Motif-guided Time Series Counterfactual Explanations
Li, Peiyu, Boubrahimi, Soukaina Filali, Hamdi, Shah Muhammad
With the rising need of interpretable machine learning methods, there is a necessity for a rise in human effort to provide diverse explanations of the influencing factors of the model decisions. To improve the trust and transparency of AI-based systems, the EXplainable Artificial Intelligence (XAI) field has emerged. The XAI paradigm is bifurcated into two main categories: feature attribution and counterfactual explanation methods. While feature attribution methods are based on explaining the reason behind a model decision, counterfactual explanation methods discover the smallest input changes that will result in a different decision. In this paper, we aim at building trust and transparency in time series models by using motifs to generate counterfactual explanations.
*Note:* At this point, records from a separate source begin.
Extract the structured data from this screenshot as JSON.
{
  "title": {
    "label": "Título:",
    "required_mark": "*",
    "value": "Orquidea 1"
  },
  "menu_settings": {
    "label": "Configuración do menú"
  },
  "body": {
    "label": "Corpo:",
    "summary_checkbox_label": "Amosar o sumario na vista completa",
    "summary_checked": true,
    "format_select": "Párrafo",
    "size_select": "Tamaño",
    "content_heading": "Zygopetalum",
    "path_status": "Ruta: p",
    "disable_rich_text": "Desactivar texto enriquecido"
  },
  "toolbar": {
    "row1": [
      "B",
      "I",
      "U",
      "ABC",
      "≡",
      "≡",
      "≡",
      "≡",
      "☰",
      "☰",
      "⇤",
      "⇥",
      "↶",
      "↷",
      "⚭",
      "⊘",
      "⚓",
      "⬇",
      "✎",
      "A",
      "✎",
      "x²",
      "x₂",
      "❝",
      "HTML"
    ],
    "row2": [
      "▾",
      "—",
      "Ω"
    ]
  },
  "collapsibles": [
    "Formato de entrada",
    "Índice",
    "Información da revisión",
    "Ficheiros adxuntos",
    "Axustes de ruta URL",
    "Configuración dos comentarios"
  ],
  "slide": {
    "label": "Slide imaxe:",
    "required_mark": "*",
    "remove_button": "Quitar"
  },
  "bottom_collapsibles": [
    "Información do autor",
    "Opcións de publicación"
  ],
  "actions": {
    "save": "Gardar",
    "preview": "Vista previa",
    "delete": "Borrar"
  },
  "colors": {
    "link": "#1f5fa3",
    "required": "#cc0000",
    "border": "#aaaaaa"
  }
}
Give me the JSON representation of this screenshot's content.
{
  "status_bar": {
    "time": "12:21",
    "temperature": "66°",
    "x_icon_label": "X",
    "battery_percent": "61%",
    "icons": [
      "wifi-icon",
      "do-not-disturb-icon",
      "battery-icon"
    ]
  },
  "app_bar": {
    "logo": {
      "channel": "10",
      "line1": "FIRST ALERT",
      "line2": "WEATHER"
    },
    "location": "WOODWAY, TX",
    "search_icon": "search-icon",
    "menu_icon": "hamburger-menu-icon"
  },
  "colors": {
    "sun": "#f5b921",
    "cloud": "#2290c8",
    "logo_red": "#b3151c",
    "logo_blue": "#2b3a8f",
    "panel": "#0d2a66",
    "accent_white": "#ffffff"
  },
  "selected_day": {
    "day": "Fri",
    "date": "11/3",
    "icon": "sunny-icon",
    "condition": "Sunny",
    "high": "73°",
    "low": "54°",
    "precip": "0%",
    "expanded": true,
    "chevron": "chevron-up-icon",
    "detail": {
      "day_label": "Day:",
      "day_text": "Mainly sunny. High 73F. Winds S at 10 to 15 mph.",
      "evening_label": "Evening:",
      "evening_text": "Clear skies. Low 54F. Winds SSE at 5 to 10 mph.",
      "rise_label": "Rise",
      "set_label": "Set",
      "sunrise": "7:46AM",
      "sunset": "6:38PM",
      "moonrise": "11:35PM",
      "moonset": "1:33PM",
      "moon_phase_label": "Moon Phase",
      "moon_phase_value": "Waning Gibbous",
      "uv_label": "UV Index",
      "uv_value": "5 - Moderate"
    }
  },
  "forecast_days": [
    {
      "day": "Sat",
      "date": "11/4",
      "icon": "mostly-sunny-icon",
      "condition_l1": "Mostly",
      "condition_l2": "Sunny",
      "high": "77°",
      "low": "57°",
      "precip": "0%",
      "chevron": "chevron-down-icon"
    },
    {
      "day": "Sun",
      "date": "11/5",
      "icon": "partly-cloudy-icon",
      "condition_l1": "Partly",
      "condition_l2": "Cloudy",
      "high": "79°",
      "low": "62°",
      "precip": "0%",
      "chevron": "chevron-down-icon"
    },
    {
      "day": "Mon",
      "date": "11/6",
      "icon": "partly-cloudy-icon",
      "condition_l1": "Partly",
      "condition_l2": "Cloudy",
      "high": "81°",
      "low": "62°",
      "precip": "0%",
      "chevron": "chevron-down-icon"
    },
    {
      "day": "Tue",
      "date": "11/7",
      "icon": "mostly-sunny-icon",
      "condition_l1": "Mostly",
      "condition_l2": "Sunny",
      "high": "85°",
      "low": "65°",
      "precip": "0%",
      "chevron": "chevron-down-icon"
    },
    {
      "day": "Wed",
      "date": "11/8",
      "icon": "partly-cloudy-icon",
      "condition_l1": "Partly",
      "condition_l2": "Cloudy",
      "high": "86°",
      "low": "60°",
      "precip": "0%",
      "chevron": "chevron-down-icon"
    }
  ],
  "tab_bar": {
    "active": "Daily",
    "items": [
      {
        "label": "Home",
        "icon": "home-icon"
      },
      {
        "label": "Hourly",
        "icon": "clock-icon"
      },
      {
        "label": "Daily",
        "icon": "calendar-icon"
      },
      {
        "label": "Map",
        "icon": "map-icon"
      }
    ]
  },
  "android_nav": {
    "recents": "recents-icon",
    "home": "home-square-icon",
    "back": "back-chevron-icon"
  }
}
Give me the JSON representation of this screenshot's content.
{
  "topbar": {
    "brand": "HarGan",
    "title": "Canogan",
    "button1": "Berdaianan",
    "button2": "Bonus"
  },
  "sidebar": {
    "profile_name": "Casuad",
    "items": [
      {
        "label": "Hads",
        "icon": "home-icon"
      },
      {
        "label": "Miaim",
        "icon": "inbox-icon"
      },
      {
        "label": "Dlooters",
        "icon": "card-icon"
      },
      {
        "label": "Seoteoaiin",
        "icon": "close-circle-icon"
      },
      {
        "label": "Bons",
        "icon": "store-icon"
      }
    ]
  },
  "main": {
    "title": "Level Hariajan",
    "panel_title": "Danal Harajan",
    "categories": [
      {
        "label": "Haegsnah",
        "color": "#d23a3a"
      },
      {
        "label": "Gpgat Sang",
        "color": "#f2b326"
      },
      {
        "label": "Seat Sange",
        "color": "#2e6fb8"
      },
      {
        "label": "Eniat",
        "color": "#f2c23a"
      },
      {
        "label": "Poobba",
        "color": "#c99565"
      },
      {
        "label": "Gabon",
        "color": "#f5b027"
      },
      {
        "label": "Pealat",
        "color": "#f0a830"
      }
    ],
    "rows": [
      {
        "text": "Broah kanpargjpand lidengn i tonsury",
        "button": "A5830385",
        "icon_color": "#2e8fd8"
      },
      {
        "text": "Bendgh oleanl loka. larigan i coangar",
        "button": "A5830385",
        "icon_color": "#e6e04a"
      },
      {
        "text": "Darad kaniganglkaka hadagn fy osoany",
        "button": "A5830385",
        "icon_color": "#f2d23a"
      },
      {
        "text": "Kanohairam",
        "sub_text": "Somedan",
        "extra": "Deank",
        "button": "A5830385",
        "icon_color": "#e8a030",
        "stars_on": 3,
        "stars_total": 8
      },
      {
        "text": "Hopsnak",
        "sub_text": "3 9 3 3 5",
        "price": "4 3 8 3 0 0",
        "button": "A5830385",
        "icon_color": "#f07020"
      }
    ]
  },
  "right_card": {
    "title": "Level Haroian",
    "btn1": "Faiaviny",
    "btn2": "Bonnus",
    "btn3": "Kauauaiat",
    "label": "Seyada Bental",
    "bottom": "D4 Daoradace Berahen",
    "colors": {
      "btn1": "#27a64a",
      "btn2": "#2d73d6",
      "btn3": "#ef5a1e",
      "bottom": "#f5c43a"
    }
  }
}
We propose Motif-Guided Counterfactual Explanation (MG-CF), a novel model that generates intuitive post-hoc counterfactual explanations that make full use of important motifs to provide interpretive information in decision-making processes. To the best of our knowledge, this is the first effort that leverages motifs to guide the counterfactual explanation generation. We validated our model using five real-world time-series datasets from the UCR repository. Our experimental results show the superiority of MG-CF in balancing all the desirable counterfactual explanations properties in comparison with other competing state-of-the-art baselines.